Aunque El mundo de cristal es parte de una tetralogía, se trata de una historia independiente que puede leerse sin conocer el resto. Son novelas que, por lo que he podido ver, muestran a la civilización corriendo el riesgo de extinguirse. Los títulos lo dejan claro: El mundo sumergido, El huracán cósmico y La sequía. Después de terminar el que ahora nos ocupa, decidí que debía leerlos todos. 

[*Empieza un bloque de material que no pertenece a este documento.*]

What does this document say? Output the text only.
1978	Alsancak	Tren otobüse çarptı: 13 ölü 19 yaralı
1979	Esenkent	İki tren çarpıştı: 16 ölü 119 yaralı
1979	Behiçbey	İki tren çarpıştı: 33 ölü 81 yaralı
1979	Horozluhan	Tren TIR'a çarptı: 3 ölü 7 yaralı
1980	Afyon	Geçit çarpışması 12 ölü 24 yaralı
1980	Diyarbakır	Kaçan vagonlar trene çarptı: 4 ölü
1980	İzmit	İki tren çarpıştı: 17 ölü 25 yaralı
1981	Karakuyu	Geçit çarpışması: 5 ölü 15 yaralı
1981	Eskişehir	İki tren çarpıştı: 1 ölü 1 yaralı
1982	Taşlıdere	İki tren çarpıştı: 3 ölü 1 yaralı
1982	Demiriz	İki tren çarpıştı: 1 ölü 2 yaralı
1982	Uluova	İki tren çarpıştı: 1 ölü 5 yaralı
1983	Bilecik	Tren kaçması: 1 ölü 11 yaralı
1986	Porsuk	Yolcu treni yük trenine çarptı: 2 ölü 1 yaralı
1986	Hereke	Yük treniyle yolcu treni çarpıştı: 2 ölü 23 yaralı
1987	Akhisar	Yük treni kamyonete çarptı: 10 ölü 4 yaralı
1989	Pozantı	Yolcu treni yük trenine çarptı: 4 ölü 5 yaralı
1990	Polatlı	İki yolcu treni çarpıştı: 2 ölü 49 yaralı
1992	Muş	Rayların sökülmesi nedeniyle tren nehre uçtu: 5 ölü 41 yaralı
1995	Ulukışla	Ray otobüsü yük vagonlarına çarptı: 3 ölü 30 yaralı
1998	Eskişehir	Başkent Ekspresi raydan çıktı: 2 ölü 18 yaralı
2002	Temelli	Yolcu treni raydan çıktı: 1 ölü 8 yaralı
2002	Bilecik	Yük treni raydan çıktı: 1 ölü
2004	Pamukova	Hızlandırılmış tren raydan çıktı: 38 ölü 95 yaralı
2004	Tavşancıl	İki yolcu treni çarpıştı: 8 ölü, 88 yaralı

Acababa de recorrer las sangrientas calles de Cosecha roja, y me chocó ir de una prosa muy ágil a la que usa Ballard, ya que en ella prima la atmósfera sobre la acción y el diálogo. Los personajes se toman su tiempo para darse a conocer, van entrando despacio en el misterio que les rodea, una selva que se está cristalizando sin motivo aparente. Por supuesto, dicha cristalización es mortal para los seres vivos que se exponen demasiado a su influjo; si no fuese así, no sería sugestivo. En cierto sentido, se trata de una belleza asesina e hipnotizadora que se expande inexorablemente. Son fascinantes las poéticas descripciones de los animales vitrificados.

Mientras el raro fenómeno amenaza con hacer de la tierra una enorme cristalería, algunos lugareños se preocupan por otras cuestiones: beneficios, caprichos, asuntos que carecen de importancia frente a lo que se les viene encima. Usemos un símil onírico: una isla en medio del vacío, la nada. El único habitante tiene lo suficiente para vivir; mas, dando señales de irracionalidad, coge un instrumento creado por él y rompe un pedacito de la isla cada día, labrándose su propio final. ¿Que por qué lo hace? Bueno, un psicólogo daría una respuesta seria y racional, yo lo resumo en que se trata de un gilipollas.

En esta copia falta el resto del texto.